In occasione dei suoi 70 anni, Bruno Conti ha rilasciato un'intervista a La Gazzetta dello Sport. La leggenda della Roma ha parlato della sua carriera e dei suoi 50 anni passati nel club, ma anche di una vicenda legata alla sua salute, che fortunatamente si è risolta per il meglio.
Bruno, 70 anni di cui 50 passati nella Roma. Due traguardi...
"Sono l'uomo con la più lunga militanza in giallorosso da calciatore, allenatore e dirigente: un grande orgoglio".
Cosa è stata la Roma per lei?
"Cosa è: tutta la mia vita. Ancora oggi quando sento gli inni di Venditti, Fiorini e Conidi mi emoziono, mi viene la pelle d'oca. Ho passato due anni al Genoa per farmi le ossa in prestito, avendo come maestro Simoni, ma non ho mai pensato di lasciare la Roma, neanche quando Maradona ogni volta che ci incontravamo mi diceva "vieni a Napoli". Mio padre, romanista fino al midollo, non me l'avrebbe mai perdonato".
Ricorda il primo allenamento con la Roma?
"Certo c'erano De Sisti, Cordova, Di Bartolomei, ma mister Liedholm chiamò me, un ragazzino, per mostrare un gesto tecnico: "Bruno fai vedere lo stop di interno", "Ora di esterno...". Liedholm, mi ha insegnato tanto e mi ha lasciato libero di esprimermi. Io andavo a destra, a sinistra, dribblavo e lui non mi ha mai ingabbiato o chiesto sacrifici, ma solo di sfruttare la mia fantasia. Chi mi mandava a quel paese era Bomber Pruzzo: "E dai 'sta palla...", io mi divertivo a fare finte e lui era costretto a liberarsi due tre volte dal suo marcatore prima che lo servissi. Ma quando gli arrivava il cross, era quasi sempre gol".
La Roma di Liedholm degli anni '80 è stata la più forte di sempre?
"La più forte non lo so, la più bella penso di sì. Era elegante, dominante, ci divertivamo a giocare. Nell'anno dello scudetto il Barone si inventò Di Bartolomei libero, due terzini mancini, Nela e Maldera. Falcao, Ancelotti, Prohaska, io, Pruzzo. Difendeva solo Vierchowod. L'anno dopo arrivarono Graziani e Cerezo. E pensate se avessimo avuto anche Rocca".
(...)
Chi è stato Dino Viola?
"Un visionario, creò la Roma pezzo dopo pezzo. Era tutti i giorni a Trigoria, appena nasceva un problema lo risolveva e la sera faceva il giro a spegnere le luci lasciate accese".
Il tempo che passa regala ricordi felici ma anche grandi dolori.
"La perdita di Agostino Di Bartolomei è una ferita che non si rimarginerà mai. Era il mio idolo, il mio capitano. Prima che accadesse l'irreparabile avevo organizzato una partita al palazzetto dello sport per un ex compagno sfortunato. Vennero tutti i ragazzi dello scudetto, Agostino era lì con noi e suo figlio Luca. Rideva, era normale. Non ci siamo accorti del suo disagio, se solo avesse parlato, chiesto aiuto. Io non riesco ad accettarlo: Ago, perché?".
(...)
Finita la carriera è stato responsabile del settore giovanile, scovando una infinità di talenti.
"Il primo anno presi Pepe, Bovo, Aquilani e il mio fiore all'occhiello di sempre, Daniele De Rossi. La lista negli anni è lunghissima. E quante plusvalenze... Romagnoli, Bertolacci, Caprari, Politano, Frattesi, Scamacca, Calafiori, Pellegrini, Zalewski, Bove, Pisilli".
Quanto le spiace che Totti non sia nella Roma?

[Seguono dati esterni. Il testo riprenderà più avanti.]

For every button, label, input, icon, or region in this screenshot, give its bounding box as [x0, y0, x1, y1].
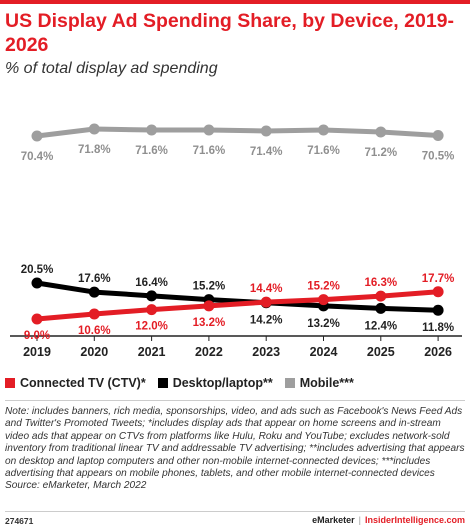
- x-tick-label: 2025: [367, 345, 395, 359]
- data-label-desktop: 14.2%: [250, 315, 283, 327]
- series-line-mobile: [36, 126, 439, 139]
- brand-separator: |: [358, 515, 361, 525]
- data-label-ctv: 9.0%: [24, 330, 50, 342]
- data-point-mobile: [375, 126, 387, 138]
- data-point-mobile: [88, 123, 100, 135]
- data-point-mobile: [31, 130, 43, 142]
- data-point-desktop: [432, 304, 444, 316]
- legend-swatch-mobile: [284, 378, 295, 388]
- data-label-mobile: 71.2%: [364, 147, 397, 159]
- data-label-ctv: 16.3%: [364, 277, 397, 289]
- data-label-ctv: 15.2%: [307, 281, 340, 293]
- x-tick-label: 2019: [23, 345, 51, 359]
- brand-emarketer: eMarketer: [312, 515, 355, 525]
- data-label-ctv: 12.0%: [135, 321, 168, 333]
- data-label-desktop: 17.6%: [78, 273, 111, 285]
- chart-note: Note: includes banners, rich media, spon…: [5, 406, 465, 493]
- data-label-desktop: 15.2%: [193, 281, 226, 293]
- data-point-desktop: [146, 290, 158, 302]
- legend-item-ctv: Connected TV (CTV)*: [5, 376, 146, 390]
- data-label-desktop: 20.5%: [21, 264, 54, 276]
- data-point-mobile: [260, 125, 272, 137]
- data-label-mobile: 71.6%: [193, 145, 226, 157]
- data-label-ctv: 10.6%: [78, 325, 111, 337]
- data-point-ctv: [31, 313, 43, 325]
- data-point-ctv: [146, 304, 158, 316]
- top-accent-bar: [0, 0, 470, 4]
- data-point-ctv: [432, 286, 444, 298]
- note-text: Note: includes banners, rich media, spon…: [5, 406, 465, 480]
- x-tick-label: 2022: [195, 345, 223, 359]
- source-text: Source: eMarketer, March 2022: [5, 480, 147, 492]
- data-point-ctv: [260, 296, 272, 308]
- series-line-desktop: [36, 280, 439, 313]
- data-point-mobile: [203, 124, 215, 136]
- x-tick-label: 2021: [138, 345, 166, 359]
- data-label-ctv: 17.7%: [422, 273, 455, 285]
- legend-label-mobile: Mobile***: [299, 376, 354, 390]
- data-point-desktop: [375, 302, 387, 314]
- legend-swatch-desktop: [157, 378, 168, 388]
- data-label-desktop: 16.4%: [135, 277, 168, 289]
- footer-brand: eMarketer | InsiderIntelligence.com: [312, 515, 465, 525]
- legend-item-desktop: Desktop/laptop**: [157, 376, 273, 390]
- data-label-mobile: 71.6%: [135, 145, 168, 157]
- data-label-mobile: 70.4%: [21, 151, 54, 163]
- legend-item-mobile: Mobile***: [284, 376, 354, 390]
- brand-insider: InsiderIntelligence.com: [364, 515, 465, 525]
- data-label-desktop: 13.2%: [307, 318, 340, 330]
- x-tick-label: 2026: [424, 345, 452, 359]
- legend: Connected TV (CTV)* Desktop/laptop** Mob…: [5, 376, 366, 390]
- data-point-ctv: [88, 308, 100, 320]
- legend-label-ctv: Connected TV (CTV)*: [20, 376, 146, 390]
- data-label-desktop: 11.8%: [422, 322, 454, 334]
- x-tick-label: 2023: [252, 345, 280, 359]
- line-chart: 2019 2020 2021 2022 2023 2024 2025 2026 70.4% 71.…: [10, 123, 462, 359]
- data-point-ctv: [375, 290, 387, 302]
- data-point-mobile: [318, 124, 329, 136]
- data-label-desktop: 12.4%: [364, 320, 397, 332]
- divider-top: [5, 400, 465, 401]
- chart-subtitle: % of total display ad spending: [5, 60, 218, 77]
- x-tick-label: 2024: [310, 345, 338, 359]
- data-point-mobile: [146, 124, 158, 136]
- chart-id: 274671: [5, 516, 34, 526]
- data-point-ctv: [203, 300, 215, 312]
- data-label-mobile: 71.6%: [307, 145, 340, 157]
- x-tick-label: 2020: [80, 345, 108, 359]
- series-line-ctv: [36, 289, 439, 322]
- data-point-ctv: [318, 294, 329, 306]
- chart-title: US Display Ad Spending Share, by Device,…: [5, 10, 455, 56]
- data-label-ctv: 13.2%: [193, 317, 226, 329]
- legend-label-desktop: Desktop/laptop**: [172, 376, 273, 390]
- data-label-mobile: 70.5%: [422, 151, 455, 163]
- data-point-mobile: [432, 130, 444, 141]
- data-label-mobile: 71.4%: [250, 146, 283, 158]
- legend-swatch-ctv: [5, 378, 15, 388]
- data-point-desktop: [88, 286, 100, 298]
- data-point-desktop: [31, 277, 43, 289]
- data-label-ctv: 14.4%: [250, 283, 283, 295]
- data-label-mobile: 71.8%: [78, 144, 111, 156]
- divider-bottom: [5, 511, 465, 512]
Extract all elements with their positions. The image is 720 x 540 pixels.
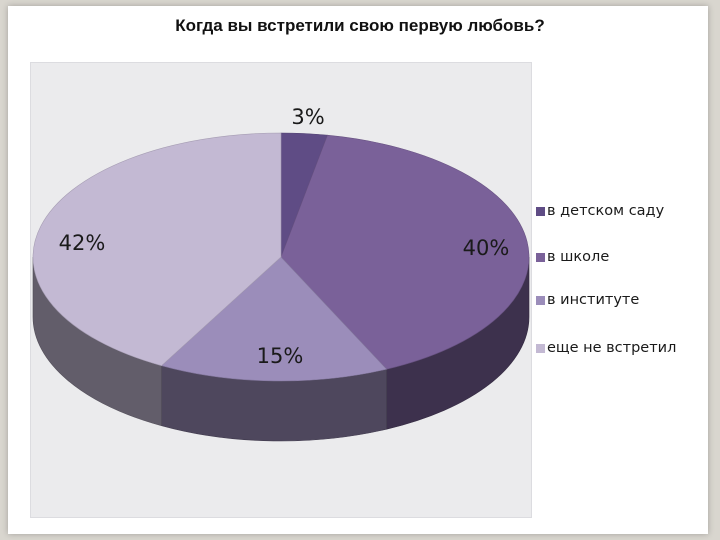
legend-swatch [536,206,545,216]
legend-item-not-met: еще не встретил [536,340,676,356]
data-label-2: 40% [463,236,510,260]
legend-item-school: в школе [536,249,609,265]
legend-item-kindergarten: в детском саду [536,203,664,219]
pie-slice-2 [280,134,530,370]
legend-swatch [536,343,545,353]
chart-title: Когда вы встретили свою первую любовь? [175,16,545,35]
pie-slice-4 [32,132,282,366]
legend-swatch [536,295,545,305]
legend-swatch [536,252,545,262]
legend-label: в школе [547,249,610,265]
legend-label: в детском саду [547,203,665,219]
pie-slice-3 [160,256,388,382]
data-label-4: 42% [59,231,106,255]
legend-label: в институте [547,292,640,308]
data-label-1: 3% [291,105,324,129]
legend-label: еще не встретил [547,340,677,356]
data-label-3: 15% [257,344,304,368]
legend-item-institute: в институте [536,292,639,308]
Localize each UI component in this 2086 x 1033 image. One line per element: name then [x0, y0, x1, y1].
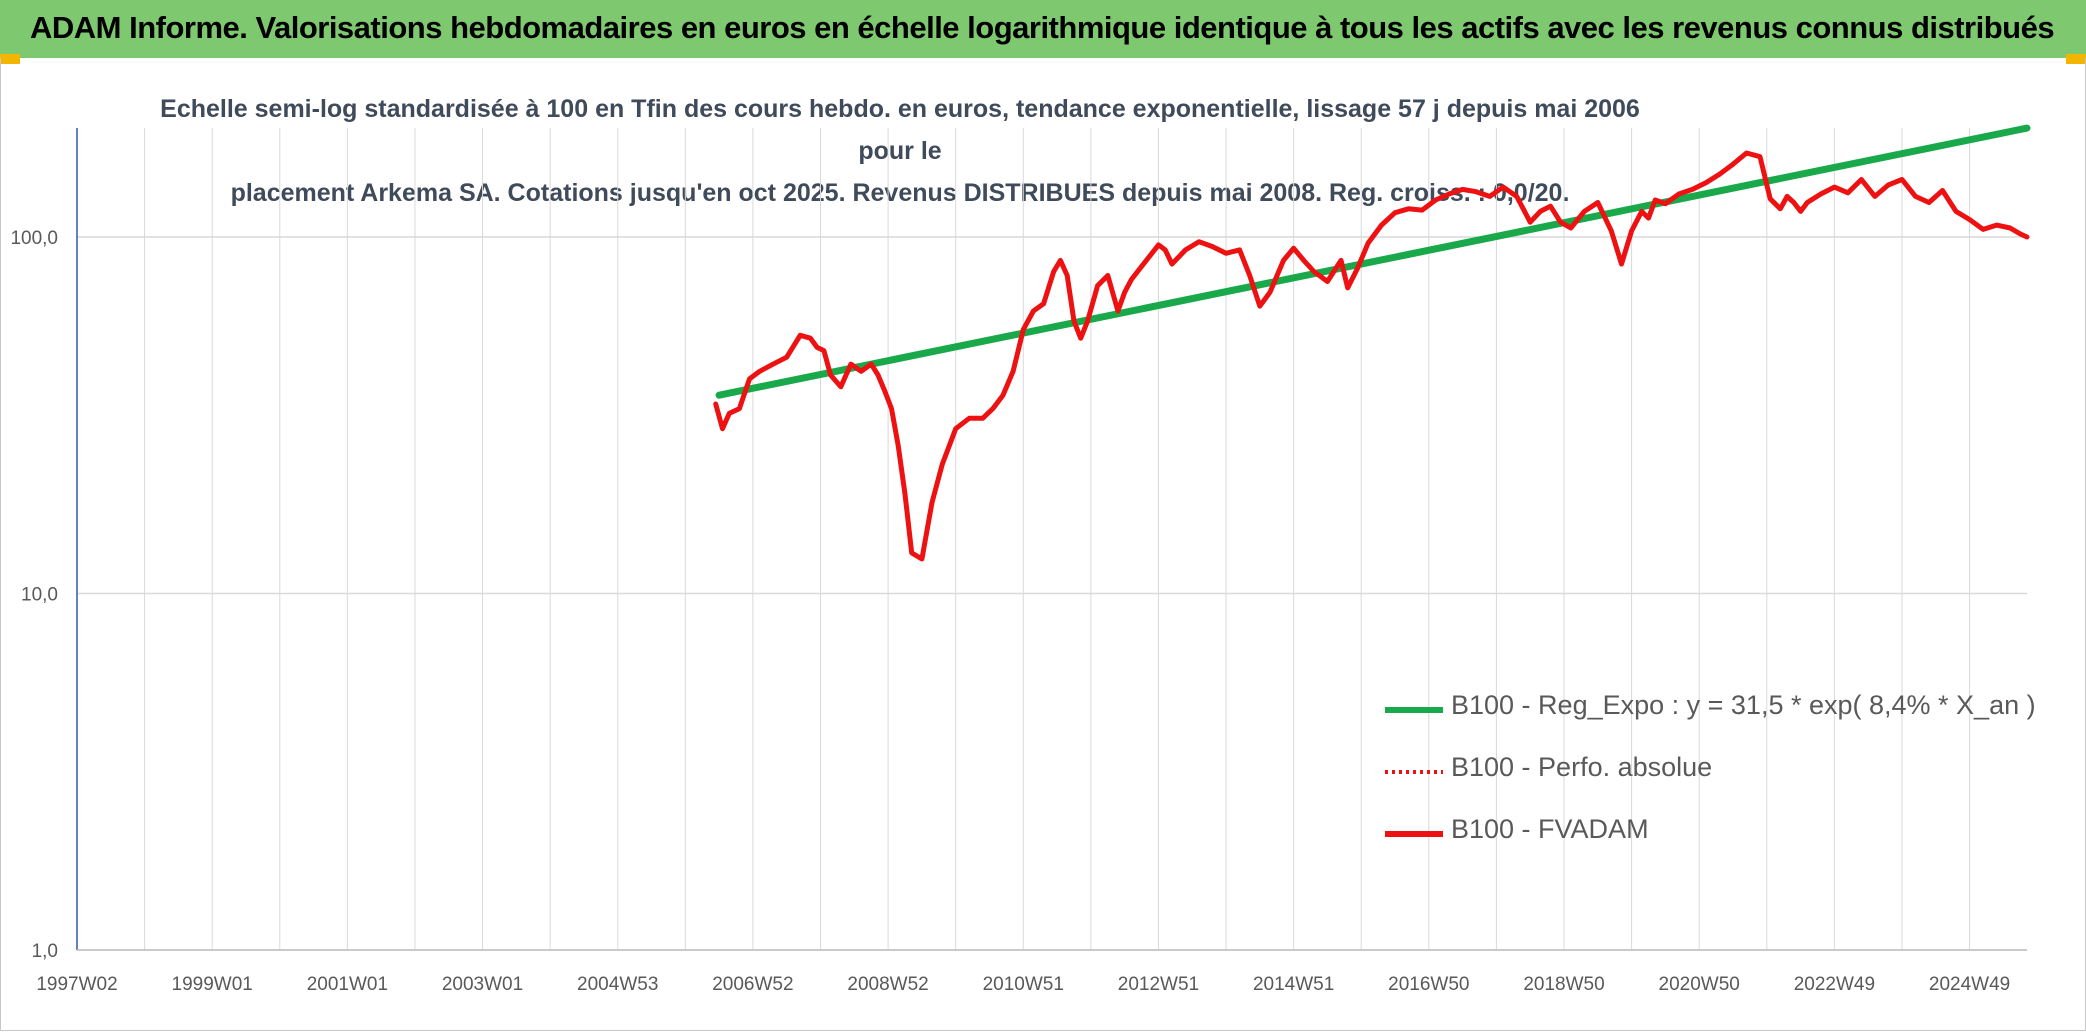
- legend-swatch-perfo: [1385, 770, 1443, 774]
- series: [713, 124, 2031, 562]
- chart-title: Echelle semi-log standardisée à 100 en T…: [150, 88, 1650, 214]
- x-tick-label: 2003W01: [442, 974, 523, 995]
- x-tick-label: 2010W51: [983, 974, 1064, 995]
- series-line-2: [713, 150, 2030, 562]
- x-tick-label: 2024W49: [1929, 974, 2010, 995]
- x-tick-label: 2014W51: [1253, 974, 1334, 995]
- y-tick-label: 1,0: [32, 941, 58, 962]
- x-tick-label: 2016W50: [1388, 974, 1469, 995]
- grid: [76, 128, 2027, 951]
- legend-label-trend: B100 - Reg_Expo : y = 31,5 * exp( 8,4% *…: [1451, 690, 2036, 720]
- report-title: ADAM Informe. Valorisations hebdomadaire…: [30, 10, 2055, 45]
- x-tick-label: 2008W52: [847, 974, 928, 995]
- legend-swatch-fvadam: [1385, 831, 1443, 837]
- report-banner: ADAM Informe. Valorisations hebdomadaire…: [0, 0, 2086, 58]
- legend-label-perfo: B100 - Perfo. absolue: [1451, 752, 1713, 782]
- x-tick-label: 2018W50: [1523, 974, 1604, 995]
- chart-title-line-2: placement Arkema SA. Cotations jusqu'en …: [230, 179, 1570, 207]
- x-tick-label: 2004W53: [577, 974, 658, 995]
- x-tick-label: 2001W01: [307, 974, 388, 995]
- x-tick-label: 2022W49: [1794, 974, 1875, 995]
- x-tick-label: 1999W01: [172, 974, 253, 995]
- chart-title-line-1: Echelle semi-log standardisée à 100 en T…: [160, 95, 1640, 165]
- series-line-0: [715, 124, 2031, 399]
- corner-marker-left: [0, 54, 20, 64]
- legend-label-fvadam: B100 - FVADAM: [1451, 814, 1649, 844]
- x-tick-label: 2006W52: [712, 974, 793, 995]
- y-tick-label: 10,0: [21, 585, 58, 606]
- y-tick-label: 100,0: [10, 228, 58, 249]
- legend-swatch-trend: [1385, 707, 1443, 713]
- x-tick-label: 2020W50: [1659, 974, 1740, 995]
- x-tick-label: 2012W51: [1118, 974, 1199, 995]
- axes: 100,0 10,0 1,0 1997W02 1999W01 2001W01 2003W01…: [10, 128, 2027, 995]
- x-tick-label: 1997W02: [36, 974, 117, 995]
- corner-marker-right: [2066, 54, 2086, 64]
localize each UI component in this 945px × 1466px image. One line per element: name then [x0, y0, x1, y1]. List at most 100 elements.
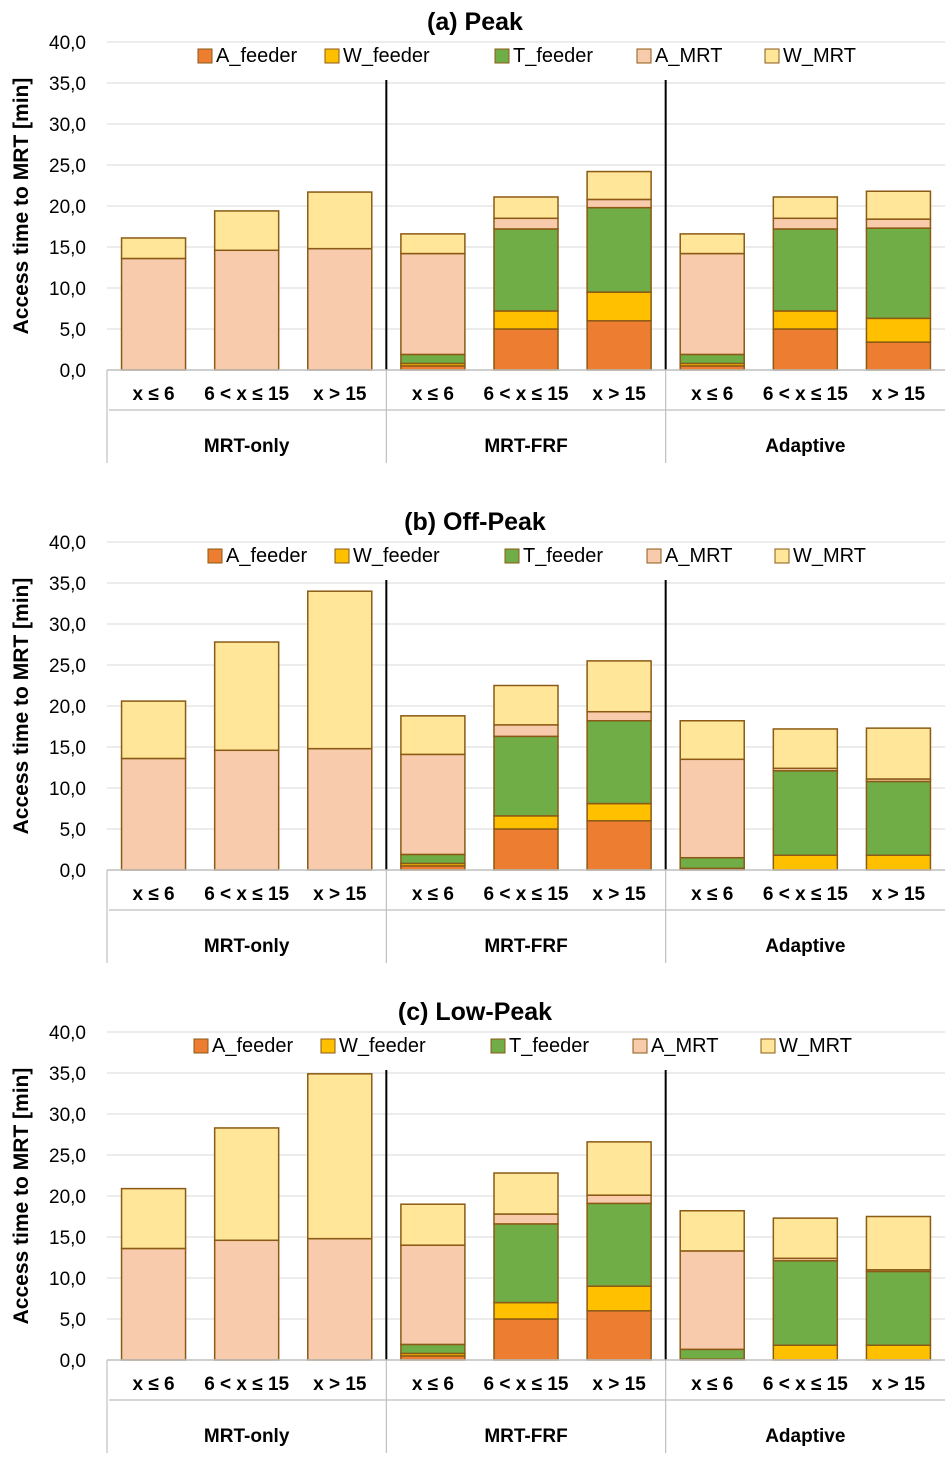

"Tantissimo, lui è la storia della Roma".
Guardando indietro: a chi deve dire grazie?
"Ai miei genitori che hanno cresciuto sette figli facendo mille sacrifici. Mi hanno trasmesso i valori veri della vita. E poi a mia moglie, i miei figli e i miei nipoti, che mi sono stati vicino in un momento difficile, fortunatamente alle spalle".
Le va di parlarne?
"Due anni fa mi hanno diagnosticato un tumore al polmone. Devo ringraziare il mio medico di famiglia, il dottor Camilli, che si è accorto subito della mia tosse persistente e il professor Rendina del S. Andrea per le cure che hanno funzionato. E non dimentico il presidente Dan Friedkin che voleva portarmi a sue spese negli Stati Uniti: conservo le sue affettuose lettere. Ora però sto bene, gli esami sono tutti a posto. E posso dire che mi è riuscito un altro dribbling...".